Bildende Kunst

Es ist eine erstaunliche Installation, die der isländisch-dänische Künstler Ólafur Elíasson ins Louisiana Museum of Modern Art in Humlebæk bauen ließ.

 

Eine wahre Herausforderung für die dänische Museumsinstitution und ein hoher technischer Aufwand waren notwendig, um „Riverbed“ durch verschiedene, Räume im Südflügel zu leiten. Ort und künstlerisches Werk gehen eine wunderbar vielschichtige und sinnreiche Auseinandersetzung ein.


Elíasson ließ tonnenweise graues Geröll und Steine aus Island in ein Band aneinander angrenzender Innenräume schütten.

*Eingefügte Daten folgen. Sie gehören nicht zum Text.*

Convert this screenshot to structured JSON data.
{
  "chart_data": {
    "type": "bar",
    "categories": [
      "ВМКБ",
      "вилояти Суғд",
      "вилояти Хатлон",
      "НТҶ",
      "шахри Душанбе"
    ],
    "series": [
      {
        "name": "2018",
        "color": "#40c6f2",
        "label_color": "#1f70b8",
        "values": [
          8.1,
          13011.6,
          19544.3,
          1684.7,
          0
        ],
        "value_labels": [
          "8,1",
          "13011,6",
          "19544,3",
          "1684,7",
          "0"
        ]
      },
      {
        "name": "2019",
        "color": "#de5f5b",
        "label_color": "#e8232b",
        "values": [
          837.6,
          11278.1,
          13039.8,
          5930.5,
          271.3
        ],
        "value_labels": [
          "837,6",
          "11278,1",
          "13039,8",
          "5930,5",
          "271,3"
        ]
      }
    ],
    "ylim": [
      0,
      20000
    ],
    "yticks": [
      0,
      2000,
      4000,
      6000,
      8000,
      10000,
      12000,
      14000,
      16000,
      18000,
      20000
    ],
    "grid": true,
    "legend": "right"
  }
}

Kommt der Besucher vom Eingangsbereich so macht dieser einen leichten Aufstieg durch die sonst so klaren und sauberen sowie weiß-getünchten Räume. Ein kleiner Bach schlängelt sich zudem durch die Arbeit, es plätschert das Wasser, es knirschen die Steine unter jedem Schritt – festes Schuhwerk ist keine falsche Entscheidung gewesen. Es fühlt sich eigenartig an, langsam durch die Räume zu gehen, denn einerseits hat man das Gefühl irgendwo oberhalb der Baumgrenze in öder Landschaft zu sein, anderseits ist die Künstlichkeit eines Filmsets spürbar, die Inszenierung dessen, etwas großem, aufwändigen auf der Spur zu sein. Der Besucher ist recht schnell auf sich selbst zurückgeworfen, muss körperliche und geistige Entscheidungen treffen, die zwischen bekannten und unbekannten physischen und psychischen Territorien oszillieren. Um das Werk überhaupt überblicken zu können, muss es durchquert werden. Die Aktion der Besucher ist von entscheidender Wichtigkeit – das Werk begleitet ihn und er begleitet es. Vergleichbar der Werke von Franz Erhard Walther ist die Handlung, die Benutzung des Kunstwerks ebenso entscheidend, wie dessen Anschauung und zeitliche Komponente. Sich physisch distanzieren oder sich ihm gar zu entziehen, kann keiner.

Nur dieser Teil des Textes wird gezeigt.